Numbers emerge from the concept of identity

Numbers are abstract. They do not have any physical existence. That much, at least, is fairly obvious and uncontroversial.

Are numbers even real? The concept of numbers is real but reason flounders when considering the reality of any particular number. All “rational” numbers (positive or negative) are considered “real numbers”. But in this usage, “real” is a label not an adjective. “Rational” and “irrational” are also labels when attached to the word number and are not adjectives describing the abstractions involved. The phrase “imaginary numbers” is not a comment about reality. “Imaginary” is again a label for a particular class of the concept that is numbers. Linguistically we use the words for numbers both as nouns and as adjectives. When used as a noun, meaning is imparted to the word only because of an attached context – implied or explicit. “A ten” has no meaning unless the context tells us it is a “ten of something” or as a “count of some things” or as a “measurement in some units” or a “position on some scale”. As nouns, numbers are not very pliable nouns; they cannot be modified by adjectives. There is a mathematical abstraction for “three” but there is no conceptual, mathematical difference between a “fat three” and a “hungry three”. They are not very good as adjectives either. “Three apples” says nothing about the apple. “60” minutes or “3,600” seconds do not describe the minutes or the seconds.

The number of apples on a tree or the number of atoms in the universe are not dependent upon the observer. But number is dependent upon a brain in which the concept of number has some meaning. All of number theory, and therefore all of mathematics, builds on the concept and the definition of one.  And one depends, existentially, on the concept of identity.

From Croutons in the soup of existence

The properties of one are prescribed by the assumptions (the “grammar”) of the language. One (1,unity), by this “grammar” of mathematics is the first non-zero natural number. It is the integer which follows zero. It precedes the number two by the same “mathematical distance” by which it follows zero. It is the “purest” number. Any number multiplied by one or divided by one remains that number.
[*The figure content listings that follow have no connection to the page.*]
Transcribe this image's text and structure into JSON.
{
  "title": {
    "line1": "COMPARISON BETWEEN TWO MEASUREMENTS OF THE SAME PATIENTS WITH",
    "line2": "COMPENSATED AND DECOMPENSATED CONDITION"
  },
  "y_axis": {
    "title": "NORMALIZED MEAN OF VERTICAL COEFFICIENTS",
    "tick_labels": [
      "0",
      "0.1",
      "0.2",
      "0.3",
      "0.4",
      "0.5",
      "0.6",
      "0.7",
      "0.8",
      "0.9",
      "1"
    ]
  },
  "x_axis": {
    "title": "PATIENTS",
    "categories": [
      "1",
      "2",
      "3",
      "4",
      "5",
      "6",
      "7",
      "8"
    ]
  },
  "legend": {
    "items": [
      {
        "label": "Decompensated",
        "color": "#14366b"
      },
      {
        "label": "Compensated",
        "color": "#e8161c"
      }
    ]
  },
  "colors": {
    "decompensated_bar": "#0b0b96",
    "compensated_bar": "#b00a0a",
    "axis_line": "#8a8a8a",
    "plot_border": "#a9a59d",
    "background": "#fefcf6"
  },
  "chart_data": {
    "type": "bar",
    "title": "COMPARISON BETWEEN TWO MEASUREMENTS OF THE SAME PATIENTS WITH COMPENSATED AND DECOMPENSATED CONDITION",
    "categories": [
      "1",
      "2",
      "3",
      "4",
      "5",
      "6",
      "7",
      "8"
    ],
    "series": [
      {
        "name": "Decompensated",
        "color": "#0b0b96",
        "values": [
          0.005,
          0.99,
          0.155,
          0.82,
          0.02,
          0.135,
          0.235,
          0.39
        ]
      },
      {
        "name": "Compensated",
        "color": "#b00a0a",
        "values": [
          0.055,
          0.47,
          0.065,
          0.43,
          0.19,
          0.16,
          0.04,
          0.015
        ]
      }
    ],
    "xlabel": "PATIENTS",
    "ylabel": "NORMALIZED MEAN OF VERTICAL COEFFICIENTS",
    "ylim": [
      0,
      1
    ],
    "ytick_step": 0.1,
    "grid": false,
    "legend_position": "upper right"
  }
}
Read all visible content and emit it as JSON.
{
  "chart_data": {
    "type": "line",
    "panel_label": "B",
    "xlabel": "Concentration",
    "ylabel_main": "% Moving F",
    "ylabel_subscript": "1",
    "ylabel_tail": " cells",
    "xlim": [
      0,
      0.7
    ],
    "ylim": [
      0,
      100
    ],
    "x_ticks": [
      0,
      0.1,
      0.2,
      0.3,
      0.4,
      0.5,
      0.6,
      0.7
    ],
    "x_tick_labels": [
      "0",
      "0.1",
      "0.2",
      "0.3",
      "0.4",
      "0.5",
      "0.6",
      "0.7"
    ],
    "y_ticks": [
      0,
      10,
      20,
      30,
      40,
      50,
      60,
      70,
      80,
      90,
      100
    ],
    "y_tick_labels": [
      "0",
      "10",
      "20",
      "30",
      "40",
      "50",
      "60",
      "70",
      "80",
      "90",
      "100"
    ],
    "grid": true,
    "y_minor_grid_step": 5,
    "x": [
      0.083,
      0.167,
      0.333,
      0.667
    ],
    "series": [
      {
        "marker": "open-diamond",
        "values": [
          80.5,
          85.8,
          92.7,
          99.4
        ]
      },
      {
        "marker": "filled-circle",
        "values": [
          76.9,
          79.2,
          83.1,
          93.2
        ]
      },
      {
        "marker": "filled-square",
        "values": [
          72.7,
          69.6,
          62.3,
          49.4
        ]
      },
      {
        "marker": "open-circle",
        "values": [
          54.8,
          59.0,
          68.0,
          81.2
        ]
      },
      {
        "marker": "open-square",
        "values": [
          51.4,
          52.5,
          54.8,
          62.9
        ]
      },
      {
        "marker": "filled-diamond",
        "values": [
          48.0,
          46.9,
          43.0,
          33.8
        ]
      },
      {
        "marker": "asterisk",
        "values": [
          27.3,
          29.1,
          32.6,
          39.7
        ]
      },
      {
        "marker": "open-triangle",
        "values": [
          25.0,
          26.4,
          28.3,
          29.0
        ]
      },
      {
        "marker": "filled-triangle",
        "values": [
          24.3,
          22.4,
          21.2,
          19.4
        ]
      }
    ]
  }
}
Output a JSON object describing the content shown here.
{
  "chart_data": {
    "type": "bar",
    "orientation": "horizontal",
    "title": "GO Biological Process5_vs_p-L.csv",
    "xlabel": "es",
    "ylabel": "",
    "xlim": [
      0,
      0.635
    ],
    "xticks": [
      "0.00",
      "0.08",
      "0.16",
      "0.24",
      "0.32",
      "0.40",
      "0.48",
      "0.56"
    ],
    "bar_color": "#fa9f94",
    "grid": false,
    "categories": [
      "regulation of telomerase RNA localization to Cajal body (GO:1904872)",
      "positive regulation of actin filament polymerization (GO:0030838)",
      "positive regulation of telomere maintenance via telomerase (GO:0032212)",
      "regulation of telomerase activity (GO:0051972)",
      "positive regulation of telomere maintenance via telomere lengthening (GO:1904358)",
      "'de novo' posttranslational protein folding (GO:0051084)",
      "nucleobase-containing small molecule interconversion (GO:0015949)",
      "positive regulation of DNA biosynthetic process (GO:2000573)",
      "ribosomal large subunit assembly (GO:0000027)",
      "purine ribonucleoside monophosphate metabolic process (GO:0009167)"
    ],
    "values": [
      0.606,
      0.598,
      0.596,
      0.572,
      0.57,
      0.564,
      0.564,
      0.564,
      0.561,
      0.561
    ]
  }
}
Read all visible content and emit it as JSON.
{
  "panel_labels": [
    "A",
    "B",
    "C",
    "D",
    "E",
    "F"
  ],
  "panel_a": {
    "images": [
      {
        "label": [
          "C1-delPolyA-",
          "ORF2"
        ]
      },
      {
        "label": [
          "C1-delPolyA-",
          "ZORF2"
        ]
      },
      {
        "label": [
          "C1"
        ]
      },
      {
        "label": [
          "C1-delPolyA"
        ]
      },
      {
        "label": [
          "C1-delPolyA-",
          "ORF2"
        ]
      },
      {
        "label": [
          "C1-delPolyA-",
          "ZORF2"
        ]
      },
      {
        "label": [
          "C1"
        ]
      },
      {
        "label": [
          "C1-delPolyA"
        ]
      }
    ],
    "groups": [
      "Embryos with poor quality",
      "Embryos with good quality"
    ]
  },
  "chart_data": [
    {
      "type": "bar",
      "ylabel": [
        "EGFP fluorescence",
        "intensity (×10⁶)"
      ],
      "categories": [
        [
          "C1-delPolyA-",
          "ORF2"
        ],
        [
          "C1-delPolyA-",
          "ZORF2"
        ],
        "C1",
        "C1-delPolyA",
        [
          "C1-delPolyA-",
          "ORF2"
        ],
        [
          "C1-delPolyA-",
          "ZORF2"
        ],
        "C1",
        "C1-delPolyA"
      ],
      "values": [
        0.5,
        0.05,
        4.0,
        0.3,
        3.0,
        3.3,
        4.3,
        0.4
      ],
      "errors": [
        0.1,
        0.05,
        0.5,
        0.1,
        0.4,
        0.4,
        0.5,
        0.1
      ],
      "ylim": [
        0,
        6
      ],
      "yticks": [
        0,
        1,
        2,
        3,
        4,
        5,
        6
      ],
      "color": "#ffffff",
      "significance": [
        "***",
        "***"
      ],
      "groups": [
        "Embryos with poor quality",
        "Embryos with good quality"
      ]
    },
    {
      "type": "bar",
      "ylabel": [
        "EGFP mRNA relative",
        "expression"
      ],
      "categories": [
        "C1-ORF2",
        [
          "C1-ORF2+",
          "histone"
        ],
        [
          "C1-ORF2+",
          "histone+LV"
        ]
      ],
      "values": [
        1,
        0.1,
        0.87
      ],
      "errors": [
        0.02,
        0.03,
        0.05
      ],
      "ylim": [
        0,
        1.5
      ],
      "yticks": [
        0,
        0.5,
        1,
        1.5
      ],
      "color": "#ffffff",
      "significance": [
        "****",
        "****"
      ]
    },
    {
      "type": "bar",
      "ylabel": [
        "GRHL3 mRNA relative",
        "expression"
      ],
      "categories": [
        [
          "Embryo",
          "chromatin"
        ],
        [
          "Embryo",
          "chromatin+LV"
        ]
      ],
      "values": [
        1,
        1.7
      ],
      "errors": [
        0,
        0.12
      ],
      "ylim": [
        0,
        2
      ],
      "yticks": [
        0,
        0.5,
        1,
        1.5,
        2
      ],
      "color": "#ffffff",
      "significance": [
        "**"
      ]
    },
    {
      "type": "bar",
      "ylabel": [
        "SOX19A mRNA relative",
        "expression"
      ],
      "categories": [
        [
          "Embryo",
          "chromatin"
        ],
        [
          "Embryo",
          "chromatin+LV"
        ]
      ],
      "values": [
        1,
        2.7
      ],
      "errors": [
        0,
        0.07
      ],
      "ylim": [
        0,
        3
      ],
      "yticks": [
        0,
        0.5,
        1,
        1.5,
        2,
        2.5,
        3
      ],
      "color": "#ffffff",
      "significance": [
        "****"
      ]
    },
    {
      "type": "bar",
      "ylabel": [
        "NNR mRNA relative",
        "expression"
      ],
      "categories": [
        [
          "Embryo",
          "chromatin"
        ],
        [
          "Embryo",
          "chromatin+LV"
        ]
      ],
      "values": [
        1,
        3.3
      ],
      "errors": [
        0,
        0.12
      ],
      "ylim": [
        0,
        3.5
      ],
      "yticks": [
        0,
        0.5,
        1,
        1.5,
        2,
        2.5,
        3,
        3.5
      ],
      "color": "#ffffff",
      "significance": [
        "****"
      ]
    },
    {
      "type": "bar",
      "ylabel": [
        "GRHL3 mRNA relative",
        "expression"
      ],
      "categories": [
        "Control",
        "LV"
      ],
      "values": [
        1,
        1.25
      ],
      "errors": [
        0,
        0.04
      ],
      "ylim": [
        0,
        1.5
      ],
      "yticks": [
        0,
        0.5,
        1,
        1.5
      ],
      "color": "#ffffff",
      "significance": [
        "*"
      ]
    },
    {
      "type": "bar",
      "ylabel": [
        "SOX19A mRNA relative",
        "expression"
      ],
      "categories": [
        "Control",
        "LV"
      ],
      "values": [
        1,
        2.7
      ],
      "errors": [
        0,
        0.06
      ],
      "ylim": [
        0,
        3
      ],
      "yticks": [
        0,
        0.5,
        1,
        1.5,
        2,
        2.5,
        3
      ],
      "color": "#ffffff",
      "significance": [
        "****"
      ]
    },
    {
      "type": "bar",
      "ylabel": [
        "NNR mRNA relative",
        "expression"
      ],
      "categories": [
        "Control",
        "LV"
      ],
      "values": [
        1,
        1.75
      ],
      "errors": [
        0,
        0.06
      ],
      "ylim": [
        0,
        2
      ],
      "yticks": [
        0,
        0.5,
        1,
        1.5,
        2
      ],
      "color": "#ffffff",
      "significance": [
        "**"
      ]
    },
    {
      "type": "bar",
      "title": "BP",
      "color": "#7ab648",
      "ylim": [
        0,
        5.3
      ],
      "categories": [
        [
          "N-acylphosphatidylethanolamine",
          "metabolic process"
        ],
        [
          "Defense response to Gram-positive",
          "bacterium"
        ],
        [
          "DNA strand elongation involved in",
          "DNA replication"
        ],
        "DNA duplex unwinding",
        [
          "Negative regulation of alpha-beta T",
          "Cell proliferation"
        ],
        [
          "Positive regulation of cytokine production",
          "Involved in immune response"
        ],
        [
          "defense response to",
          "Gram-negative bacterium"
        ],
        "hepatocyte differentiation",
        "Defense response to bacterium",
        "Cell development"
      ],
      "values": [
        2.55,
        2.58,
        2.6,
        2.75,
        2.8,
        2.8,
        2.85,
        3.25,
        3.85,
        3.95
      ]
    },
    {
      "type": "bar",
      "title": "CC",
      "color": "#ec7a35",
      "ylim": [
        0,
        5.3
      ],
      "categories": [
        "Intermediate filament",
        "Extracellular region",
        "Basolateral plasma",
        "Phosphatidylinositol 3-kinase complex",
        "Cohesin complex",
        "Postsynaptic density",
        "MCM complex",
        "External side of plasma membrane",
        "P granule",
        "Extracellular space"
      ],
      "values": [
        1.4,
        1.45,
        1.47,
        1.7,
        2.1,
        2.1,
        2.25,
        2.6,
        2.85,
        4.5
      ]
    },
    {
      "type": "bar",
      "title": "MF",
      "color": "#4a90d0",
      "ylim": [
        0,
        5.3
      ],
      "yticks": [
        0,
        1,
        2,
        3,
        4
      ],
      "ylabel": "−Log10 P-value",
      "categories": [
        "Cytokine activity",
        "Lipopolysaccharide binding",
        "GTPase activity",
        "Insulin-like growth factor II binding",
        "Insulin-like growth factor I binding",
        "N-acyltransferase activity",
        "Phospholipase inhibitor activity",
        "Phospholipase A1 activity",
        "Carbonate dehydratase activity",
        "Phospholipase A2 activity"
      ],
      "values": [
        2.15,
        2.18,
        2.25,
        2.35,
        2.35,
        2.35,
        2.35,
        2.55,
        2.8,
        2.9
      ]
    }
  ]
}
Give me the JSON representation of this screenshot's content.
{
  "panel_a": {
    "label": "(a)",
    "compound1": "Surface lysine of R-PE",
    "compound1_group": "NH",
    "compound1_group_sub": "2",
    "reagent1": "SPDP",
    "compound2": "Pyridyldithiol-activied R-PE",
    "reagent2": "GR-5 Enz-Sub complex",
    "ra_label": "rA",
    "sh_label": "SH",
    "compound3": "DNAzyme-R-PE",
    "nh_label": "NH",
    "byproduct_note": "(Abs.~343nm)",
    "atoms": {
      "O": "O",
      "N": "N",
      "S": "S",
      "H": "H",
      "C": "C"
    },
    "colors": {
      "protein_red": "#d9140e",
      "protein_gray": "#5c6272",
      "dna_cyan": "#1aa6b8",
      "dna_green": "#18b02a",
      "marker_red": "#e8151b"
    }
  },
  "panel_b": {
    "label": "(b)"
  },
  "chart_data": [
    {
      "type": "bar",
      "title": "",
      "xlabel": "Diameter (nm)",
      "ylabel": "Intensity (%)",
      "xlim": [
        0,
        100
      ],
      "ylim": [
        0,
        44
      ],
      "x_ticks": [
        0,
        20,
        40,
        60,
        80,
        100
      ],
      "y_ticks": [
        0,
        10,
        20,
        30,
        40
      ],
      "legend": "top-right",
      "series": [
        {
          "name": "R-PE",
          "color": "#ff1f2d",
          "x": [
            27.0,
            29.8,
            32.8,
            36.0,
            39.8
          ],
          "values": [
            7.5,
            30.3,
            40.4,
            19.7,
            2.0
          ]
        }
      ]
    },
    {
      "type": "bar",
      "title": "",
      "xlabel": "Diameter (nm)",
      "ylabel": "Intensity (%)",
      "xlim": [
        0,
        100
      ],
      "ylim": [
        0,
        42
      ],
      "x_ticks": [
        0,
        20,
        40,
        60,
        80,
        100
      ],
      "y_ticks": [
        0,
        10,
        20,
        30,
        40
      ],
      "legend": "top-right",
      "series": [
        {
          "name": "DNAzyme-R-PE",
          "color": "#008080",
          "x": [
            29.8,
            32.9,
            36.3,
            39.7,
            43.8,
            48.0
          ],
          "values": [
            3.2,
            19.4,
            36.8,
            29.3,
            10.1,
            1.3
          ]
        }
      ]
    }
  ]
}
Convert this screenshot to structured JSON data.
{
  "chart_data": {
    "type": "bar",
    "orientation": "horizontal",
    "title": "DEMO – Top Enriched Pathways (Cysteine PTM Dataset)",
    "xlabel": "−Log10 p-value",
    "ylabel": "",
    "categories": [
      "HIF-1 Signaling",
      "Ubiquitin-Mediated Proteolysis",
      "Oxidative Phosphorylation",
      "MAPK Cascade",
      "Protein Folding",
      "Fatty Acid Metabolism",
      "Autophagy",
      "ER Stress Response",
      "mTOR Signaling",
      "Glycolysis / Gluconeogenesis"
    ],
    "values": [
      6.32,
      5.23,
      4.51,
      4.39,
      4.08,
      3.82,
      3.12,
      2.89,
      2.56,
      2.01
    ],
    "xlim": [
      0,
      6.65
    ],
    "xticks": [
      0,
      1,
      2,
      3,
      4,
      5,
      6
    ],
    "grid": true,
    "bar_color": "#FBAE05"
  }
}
It is its own factorial. It is its own square or square root; cube or cube root; ad infinitum. One is enabled by existence and identity but thereafter its properties are defined, not discovered. 

The question of identity is a philosophical and a metaphysical quicksand. Identity is the relation everything has to itself and nothing else. But what does that mean? Identity confers uniqueness. (Identical implies sameness but identity requires uniqueness). The concept of one of anything requires that the concept of identity already be in place and emerges from it. It is the uniqueness of identity which enables the concept of a one.

Things exist. A class of similar things can be called apples. Every apple though is unique and has its own identity within that class of things. Now, and only now, can you count the apples. First comes existence, then comes identity along with uniqueness and from that emerges the concept of one. Only then can the concept of numbers appear; where a two is the distance of one away from one, and a three is a distance of one away from two. It is also only then that a negative can be defined as distance away in the other direction. Zero cannot exist without one being first defined. It only appears as a movement of one away from one in the opposite direction to that needed to reach two. Negative numbers were once thought to be unreal. But the concept of negative numbers is just as real as the concept for numbers themselves. The negative sign is merely a commentary about relative direction. Borrowing (+) and lending (-) are just a commentary about direction. 

But identity comes first and numbers are a concept which emerges from identity.